Un accord sur la formation d’un gouvernement d’unité nationale en Libye est «
imminent » et pourrait être finalisé d’ici la fin du mois, a affirmé jeudi dernier l’ambassadeur libyen auprès des Nations-Unies, Ibrahim Dabbashi, devant le Conseil de sécurité de l’Onu. Il s’agirait là d’un nouveau gouvernement, alors que l’accord précédent est tombé à l’eau. C’est sans doute la raison pour laquelle l’Onu a nommé un nouvel émissaire, le diplomate allemand Martin Kobler. Ce dernier doit reprendre dans les prochains jours les laborieux pourparlers de paix avec les différentes parties en conflit. Son prédécesseur, Bernardino Leon, était parvenu début octobre dernier, au terme de près d’une année de négociations, à arracher un accord sur un gouvernement d’union nationale aux représentants des parties en conflit présents à Skhirat (Maroc). Mais cet accord avait été rejeté par les parlements de Tripoli et de Tobrouk. «
Il était prévisible qu’il tombe à l’eau, c’est un accord vulnérable et fragile », explique Dr Sameh Rachad, chercheur au Centre d’études arabes.

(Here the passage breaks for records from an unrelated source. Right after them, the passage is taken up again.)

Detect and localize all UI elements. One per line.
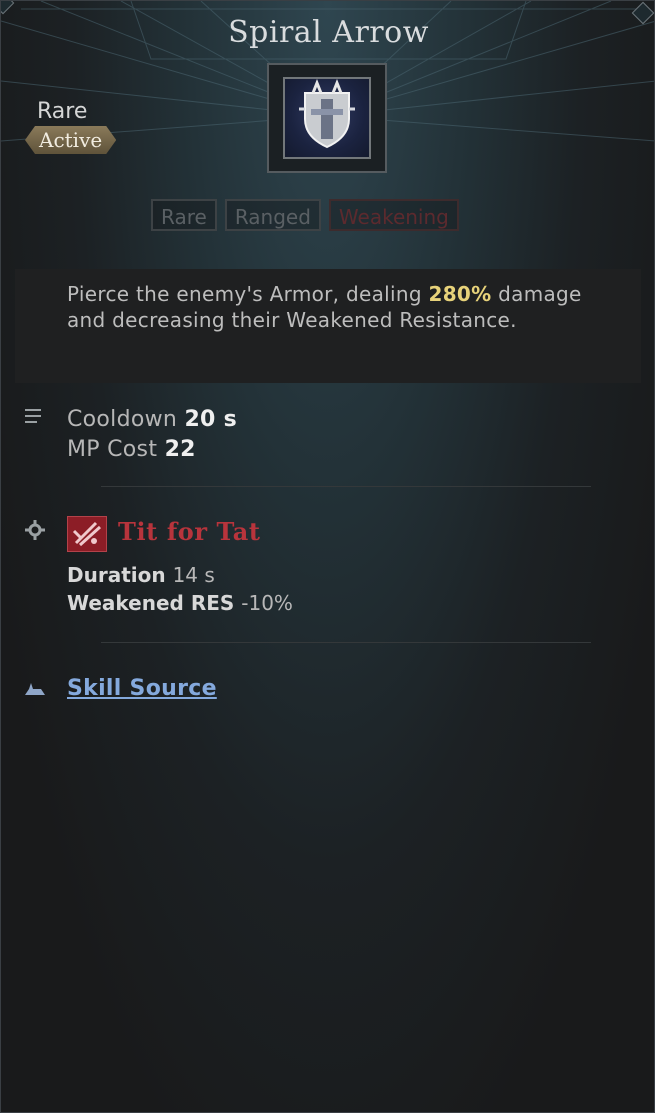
list-icon [25, 407, 45, 430]
duration-label: Duration [67, 563, 166, 587]
tit-for-tat-icon [67, 516, 107, 552]
divider [101, 486, 591, 487]
duration-line: Duration 14 s [67, 563, 215, 587]
weakened-res-line: Weakened RES -10% [67, 591, 293, 615]
tag-rare: Rare [151, 199, 217, 231]
cooldown-label: Cooldown [67, 407, 178, 432]
damage-highlight: 280% [428, 282, 492, 306]
skill-source-link[interactable]: Skill Source [67, 676, 217, 701]
duration-value: 14 s [172, 563, 215, 587]
skill-title: Spiral Arrow [228, 15, 429, 50]
effect-name: Tit for Tat [118, 517, 261, 546]
mp-cost-value: 22 [164, 437, 196, 462]
skill-tooltip-panel: Spiral Arrow Rare Active Rare Ranged Wea… [0, 0, 655, 1113]
weakened-res-value: -10% [241, 591, 293, 615]
shield-emblem-icon [283, 77, 371, 159]
weakened-res-label: Weakened RES [67, 591, 235, 615]
cooldown-line: Cooldown 20 s [67, 407, 237, 432]
mp-cost-line: MP Cost 22 [67, 437, 196, 462]
mp-cost-label: MP Cost [67, 437, 158, 462]
skill-description: Pierce the enemy's Armor, dealing 280% d… [15, 269, 641, 383]
tag-ranged: Ranged [224, 199, 321, 231]
description-text: Pierce the enemy's Armor, dealing [67, 282, 429, 306]
skill-type-badge: Active [25, 126, 116, 154]
rarity-label: Rare [37, 99, 88, 124]
skill-tags: Rare Ranged Weakening [151, 199, 459, 231]
tag-weakening: Weakening [328, 199, 459, 231]
skill-icon-frame [267, 63, 387, 173]
divider [101, 642, 591, 643]
gear-icon [25, 520, 45, 545]
source-icon [23, 681, 47, 702]
cooldown-value: 20 s [184, 407, 238, 432]
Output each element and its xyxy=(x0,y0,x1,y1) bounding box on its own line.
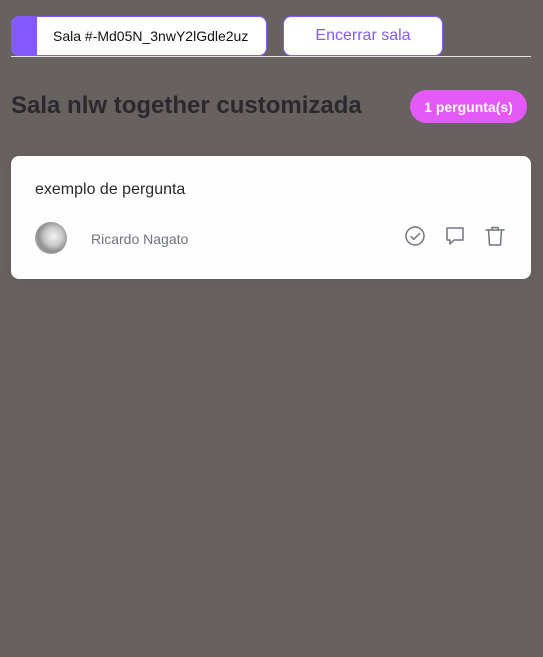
avatar xyxy=(35,222,67,254)
trash-icon xyxy=(485,226,505,246)
question-actions xyxy=(403,224,507,248)
highlight-question-button[interactable] xyxy=(443,224,467,248)
room-code-button[interactable]: Sala #-Md05N_3nwY2lGdle2uz xyxy=(11,16,267,56)
close-room-button[interactable]: Encerrar sala xyxy=(283,16,443,56)
check-circle-icon xyxy=(405,226,425,246)
author-name: Ricardo Nagato xyxy=(91,231,189,247)
header-divider xyxy=(11,56,531,57)
room-title: Sala nlw together customizada xyxy=(11,92,362,119)
delete-question-button[interactable] xyxy=(483,224,507,248)
question-card: exemplo de pergunta Ricardo Nagato xyxy=(11,156,531,279)
mark-answered-button[interactable] xyxy=(403,224,427,248)
room-title-row: Sala nlw together customizada 1 pergunta… xyxy=(11,90,531,124)
copy-icon[interactable] xyxy=(12,17,37,55)
chat-bubble-icon xyxy=(446,227,464,245)
question-content: exemplo de pergunta xyxy=(35,181,186,198)
page-header: Sala #-Md05N_3nwY2lGdle2uz Encerrar sala xyxy=(11,16,531,56)
question-footer: Ricardo Nagato xyxy=(35,222,507,256)
room-code-label: Sala #-Md05N_3nwY2lGdle2uz xyxy=(53,28,249,44)
question-count-badge: 1 pergunta(s) xyxy=(410,90,527,123)
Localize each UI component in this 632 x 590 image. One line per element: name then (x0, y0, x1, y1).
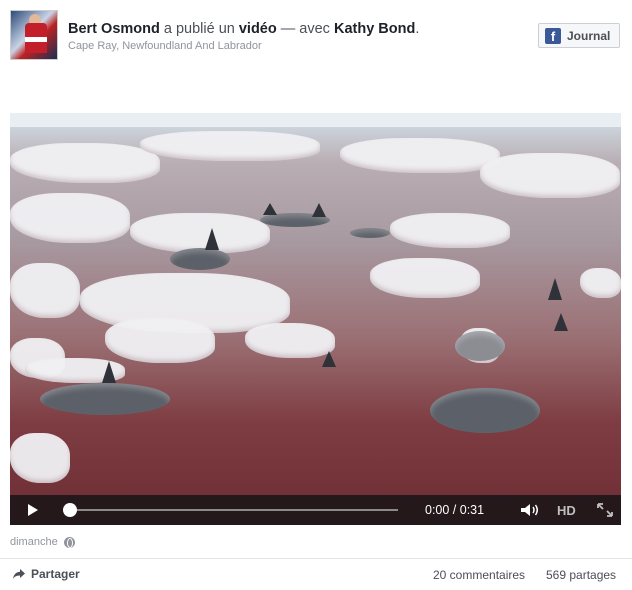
author-name-link[interactable]: Bert Osmond (68, 21, 160, 37)
time-display: 0:00 / 0:31 (425, 503, 485, 517)
dolphin-fin (205, 228, 219, 250)
dolphin-fin (548, 278, 562, 300)
ice-floe (105, 318, 215, 363)
avatar-jersey-stripe (25, 37, 47, 42)
action-text: a publié un (163, 21, 235, 37)
video-horizon (10, 113, 621, 127)
progress-bar[interactable] (68, 509, 398, 511)
ice-floe (10, 193, 130, 243)
dolphin-fin (312, 203, 326, 217)
dolphin (40, 383, 170, 415)
journal-label: Journal (567, 28, 611, 43)
ice-floe (10, 263, 80, 318)
dolphin-fin (263, 203, 277, 215)
object-link[interactable]: vidéo (239, 21, 277, 37)
dolphin-fin (554, 313, 568, 331)
dolphin (170, 248, 230, 270)
ice-floe (580, 268, 621, 298)
video-player[interactable]: 0:00 / 0:31 HD (10, 113, 621, 525)
ice-floe (340, 138, 500, 173)
dolphin-fin (102, 361, 116, 383)
post-header: Bert Osmond a publié un vidéo — avec Kat… (68, 21, 419, 37)
footer-divider (0, 558, 632, 559)
author-avatar[interactable] (10, 10, 58, 60)
ice-floe (390, 213, 510, 248)
ice-floe (10, 143, 160, 183)
tagged-person-link[interactable]: Kathy Bond (334, 21, 415, 37)
video-controls: 0:00 / 0:31 HD (10, 495, 621, 525)
dolphin (350, 228, 390, 238)
ice-floe (140, 131, 320, 161)
location-link[interactable]: Cape Ray, Newfoundland And Labrador (68, 40, 262, 52)
ice-floe (130, 213, 270, 253)
dolphin-fin (322, 351, 336, 367)
facebook-post: Bert Osmond a publié un vidéo — avec Kat… (0, 0, 632, 590)
volume-icon[interactable] (520, 503, 540, 517)
share-label: Partager (31, 567, 80, 581)
share-button[interactable]: Partager (12, 567, 80, 581)
hd-button[interactable]: HD (557, 503, 576, 518)
shares-count-link[interactable]: 569 partages (546, 568, 616, 582)
fullscreen-icon[interactable] (597, 503, 613, 517)
timestamp-label: dimanche (10, 536, 58, 548)
dolphin (430, 388, 540, 433)
post-timestamp[interactable]: dimanche (10, 536, 75, 548)
ice-floe (370, 258, 480, 298)
with-text: — avec (280, 21, 330, 37)
ice-floe (10, 433, 70, 483)
play-icon[interactable] (28, 504, 38, 516)
globe-icon (63, 536, 75, 548)
header-end: . (415, 21, 420, 37)
dolphin (455, 331, 505, 361)
journal-button[interactable]: f Journal (538, 23, 620, 48)
ice-floe (480, 153, 620, 198)
comments-count-link[interactable]: 20 commentaires (433, 568, 525, 582)
share-arrow-icon (13, 569, 25, 579)
progress-knob[interactable] (63, 503, 77, 517)
facebook-icon: f (545, 27, 561, 44)
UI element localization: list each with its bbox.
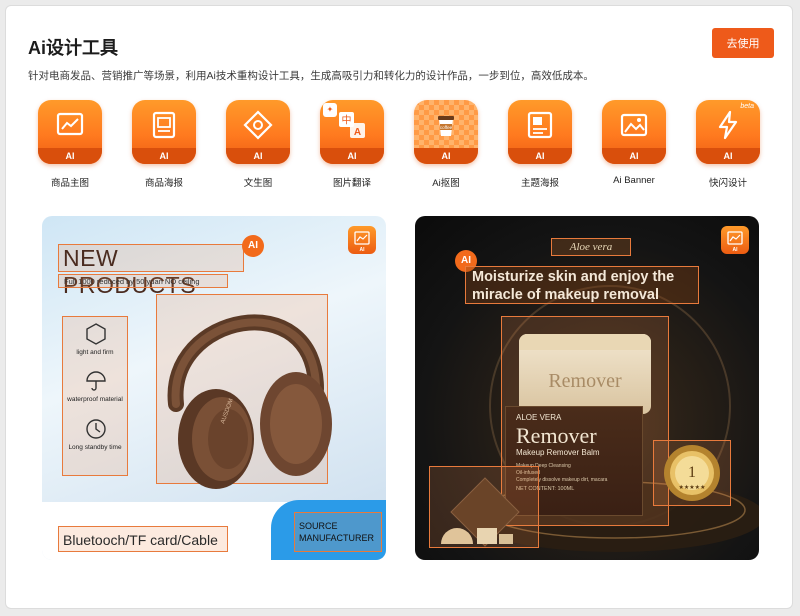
tool-label: 主题海报 — [520, 178, 559, 189]
bottom-text-box: Bluetooch/TF card/Cable — [58, 526, 228, 552]
go-use-button[interactable]: 去使用 — [712, 28, 774, 58]
tool-label: 商品海报 — [144, 178, 183, 189]
feature-label: light and firm — [76, 349, 114, 356]
text-to-image-icon: AI — [226, 100, 290, 164]
lightning-icon: beta AI — [696, 100, 760, 164]
image-chart-icon — [354, 231, 370, 245]
tag-text: Aloe vera — [569, 241, 613, 253]
props-image — [441, 477, 520, 547]
headline-box: Moisturize skin and enjoy the miracle of… — [465, 266, 699, 304]
cutout-icon: coffee AI — [414, 100, 478, 164]
tool-label: 快闪设计 — [708, 178, 747, 189]
tool-badge: AI — [414, 148, 478, 164]
headphones-image: AUSDOM — [167, 314, 332, 489]
tool-badge: AI — [508, 148, 572, 164]
tool-badge: AI — [38, 148, 102, 164]
bottom-text: Bluetooch/TF card/Cable — [63, 532, 218, 548]
page-description: 针对电商发品、营销推广等场景，利用Ai技术重构设计工具，生成高吸引力和转化力的设… — [28, 70, 594, 82]
translate-icon: ✦ 中A AI — [320, 100, 384, 164]
tool-badge: AI — [696, 148, 760, 164]
clock-icon — [86, 419, 106, 439]
tool-ai-banner[interactable]: AI Ai Banner — [592, 100, 676, 186]
tool-flash-design[interactable]: beta AI 快闪设计 — [686, 100, 770, 189]
tool-theme-poster[interactable]: AI 主题海报 — [498, 100, 582, 189]
image-chart-icon: AI — [38, 100, 102, 164]
box-brand: ALOE VERA — [516, 413, 562, 422]
tool-product-poster[interactable]: AI 商品海报 — [122, 100, 206, 189]
box-title: Remover — [516, 423, 597, 448]
tool-badge: AI — [602, 148, 666, 164]
source-text: SOURCE MANUFACTURER — [299, 521, 375, 543]
tool-label: 文生图 — [243, 178, 273, 189]
jar-label: Remover — [548, 370, 622, 392]
page-title: Ai设计工具 — [28, 38, 118, 58]
medal-number: 1 — [688, 464, 696, 481]
headline-line-2: miracle of makeup removal — [472, 287, 659, 303]
example-remover-poster[interactable]: Aloe vera AI Moisturize skin and enjoy t… — [415, 216, 759, 560]
coffee-label: coffee — [440, 125, 453, 130]
ai-design-tools-card: Ai设计工具 去使用 针对电商发品、营销推广等场景，利用Ai技术重构设计工具，生… — [5, 5, 793, 609]
image-chart-icon — [727, 231, 743, 245]
medal-stars: ★★★★★ — [679, 484, 706, 491]
tool-label: 商品主图 — [50, 178, 89, 189]
features-box: light and firm waterproof material Long … — [62, 316, 128, 476]
mini-ai-label: AI — [359, 247, 365, 253]
tag-box: Aloe vera — [551, 238, 631, 256]
tool-list: AI 商品主图 AI 商品海报 AI 文生图 ✦ 中A AI 图片翻译 coff… — [6, 100, 794, 196]
jar: Remover — [519, 334, 651, 414]
translate-char-zh: 中 — [342, 114, 352, 127]
banner-icon: AI — [602, 100, 666, 164]
source-box: SOURCE MANUFACTURER — [294, 512, 382, 552]
mini-ai-label: AI — [732, 247, 738, 253]
mini-ai-button[interactable]: AI — [721, 226, 749, 254]
tool-badge: AI — [132, 148, 196, 164]
tool-badge: AI — [226, 148, 290, 164]
hot-tag-icon: ✦ — [323, 103, 337, 117]
tool-text-to-image[interactable]: AI 文生图 — [216, 100, 300, 189]
feature-label: waterproof material — [67, 396, 123, 403]
translate-char-a: A — [354, 127, 361, 138]
headline-box: NEW PRODUCTS — [58, 244, 244, 298]
tool-product-main-image[interactable]: AI 商品主图 — [28, 100, 112, 189]
umbrella-icon — [86, 371, 106, 391]
theme-poster-icon: AI — [508, 100, 572, 164]
tool-label: Ai Banner — [613, 175, 655, 186]
medal-icon: 1 ★★★★★ — [664, 445, 720, 501]
mini-ai-button[interactable]: AI — [348, 226, 376, 254]
example-headphones-poster[interactable]: NEW PRODUCTS AI Full 1000 reduced by 50 … — [42, 216, 386, 560]
headline-line-1: Moisturize skin and enjoy the — [472, 269, 675, 285]
tool-image-translate[interactable]: ✦ 中A AI 图片翻译 — [310, 100, 394, 189]
beta-tag: beta — [740, 103, 754, 110]
poster-icon: AI — [132, 100, 196, 164]
box-subtitle: Makeup Remover Balm — [516, 448, 600, 457]
tool-label: 图片翻译 — [332, 178, 371, 189]
tool-ai-cutout[interactable]: coffee AI Ai抠图 — [404, 100, 488, 189]
tool-label: Ai抠图 — [432, 178, 460, 189]
ai-badge: AI — [242, 235, 264, 257]
feature-label: Long standby time — [68, 444, 122, 451]
tool-badge: AI — [320, 148, 384, 164]
hexagon-icon — [86, 323, 106, 345]
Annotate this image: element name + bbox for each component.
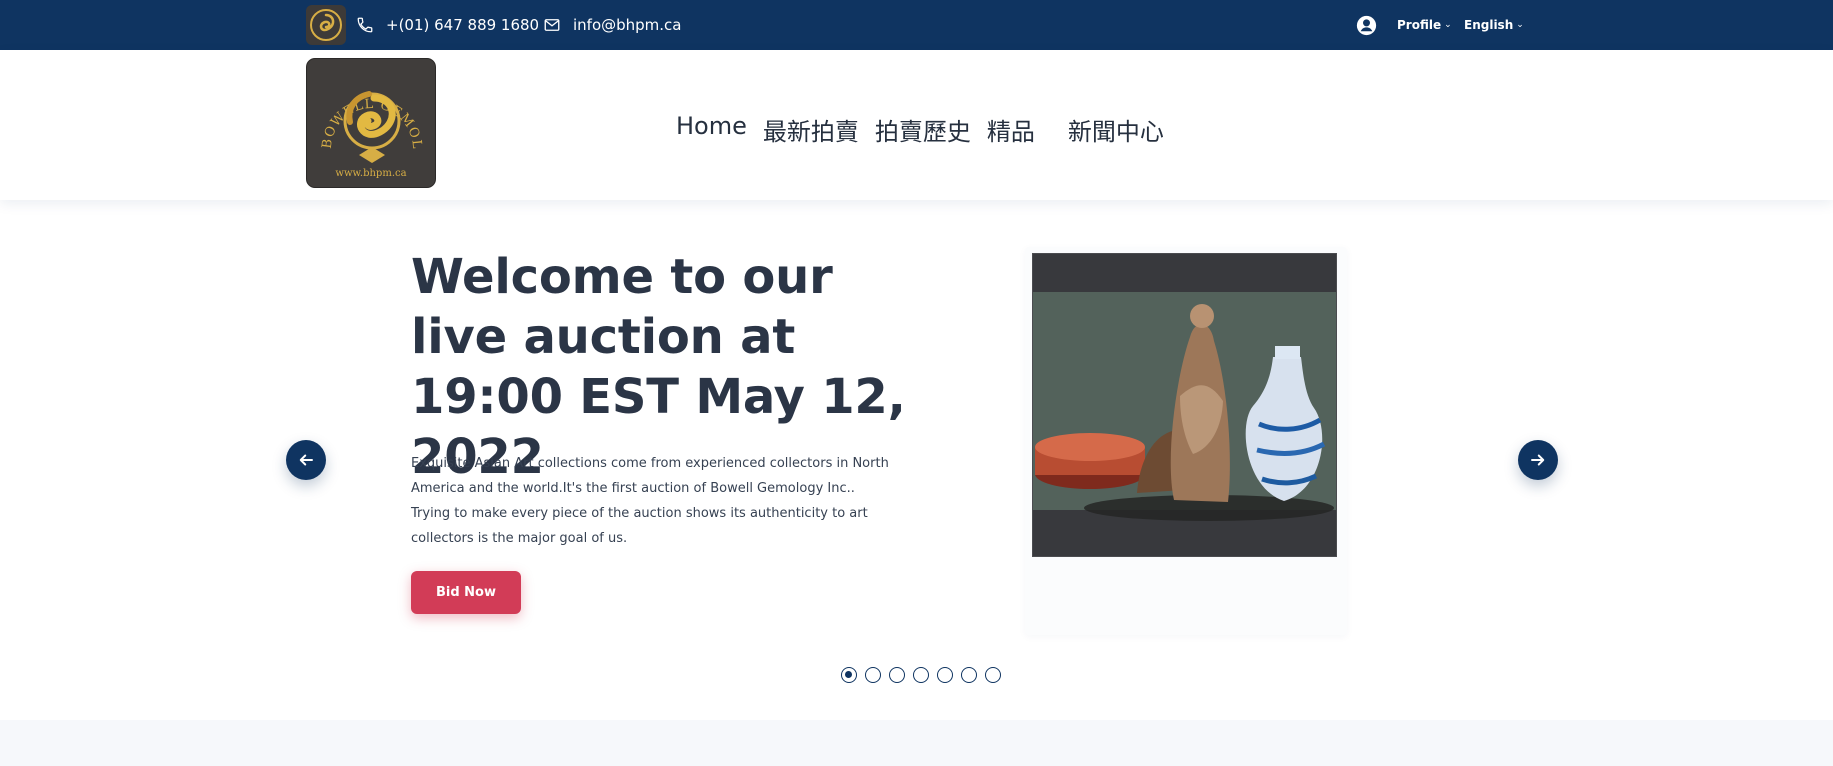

« Le point faible, à mon sens, réside dans le fait que la priorité fixée par l’émissaire de l’Onu était uniquement de former un gouvernement d’union nationale sans vraiment parvenir à régler au préalable les véritables différends ni s’attaquer au fond du problème, c’est-à-dire les conflits d’intérêts entre les différentes parties, le poids des tribus, etc. », souligne le chercheur, en ajoutant que « l’accord est caractérisé par un défaut conceptuel et méthodologique : au niveau conceptuel, l’accord traite l’aspect politique du problème tout en négligeant les réalités sur le terrain. Sur le plan méthodologique, les termes de l’accord ne prennent pas en considération le réel rapport de force entre les différentes forces politiques ».
Une nomination critiquée
Reste à savoir désormais si le nouvel émissaire pourra faire quelque chose de concret. Dans son dernier rapport devant le Conseil de sécurité, M. Leon avait estimé que les jours à venir seraient « cruciaux » pour l’avenir de la Libye et a pressé toutes les parties à conclure un accord qui « épargne à leur pays et ses habitants d’autres destructions et d’autres bains de sang ». M. Leon a proposé d’élargir le conseil présidentiel libyen de six à neuf membres, assurant davantage de représentation à Benghazi, deuxième ville libyenne. Une mesure qui reste hypothétique, il n’est pas encore sûr que le nouvel homme de l’Onu suive les démarches de son prédécesseur.
Sa mission s’annonce d’emblée difficile, car certaines parties libyennes se disent sceptiques quant aux démarches de l’Onu. La nomination de l’ancien émissaire de l’Onu pour la Libye, Bernardino Leon, au poste de directeur général de l’Emirates Diplomatic Academy « est une situation des plus équivoques », s’est indigné Nouri Abou Sahmein, président du Congrès Général National (CGN, basé à Tripoli, ville contrôlée par des milices y compris islamistes), dans une lettre adressée au secrétaire général de l’Onu, Ban Ki-moon. « M. Leon s’avère être extrêmement lié à un Etat qui se présente comme un acteur principal dans le conflit », poursuit-il. Basée à Abu-Dhabi, l’Emirates Diplomatic Academy forme les futurs diplomates du pays et fait la promotion de la politique étrangère des Emirats arabes unis, qui soutiennent les autorités rivales du CGN, le parlement élu de Tobrouk. Autrement dit, il existe aujourd’hui une crise de confiance entre une certaine partie des Libyens et l’Onu. « Le moment choisi pour l’annonce de cette nomination, alors que l’on presse le peuple libyen d’entériner les propositions de ce médiateur, est un outrage à la mémoire des martyrs libyens et de leurs sacrifices », ajoute Nouri Abou Sahmein. Le président du CGN demande « à M. Ban et au Conseil de sécurité de fournir des éclaircissements sur leurs positions concernant cette nomination qui jette le doute sur la crédibilité de M. Leon en tant que chef de la mission des Nations-Unies pour la Libye (UNSMIL), mais également sur celle de la mission en général ».
Un avis qui ne diffère pas beaucoup de celui du Dr Sameh Rachad : « Le médiateur Bernardino Leon, selon moi, n’a pas fait preuve ni d’intégrité ni de neutralité. Sa priorité était simplement de parvenir à un accord, quel qu’en soit le prix. Et ce, même si c’est au détriment du fond et de l’essence de l’accord ».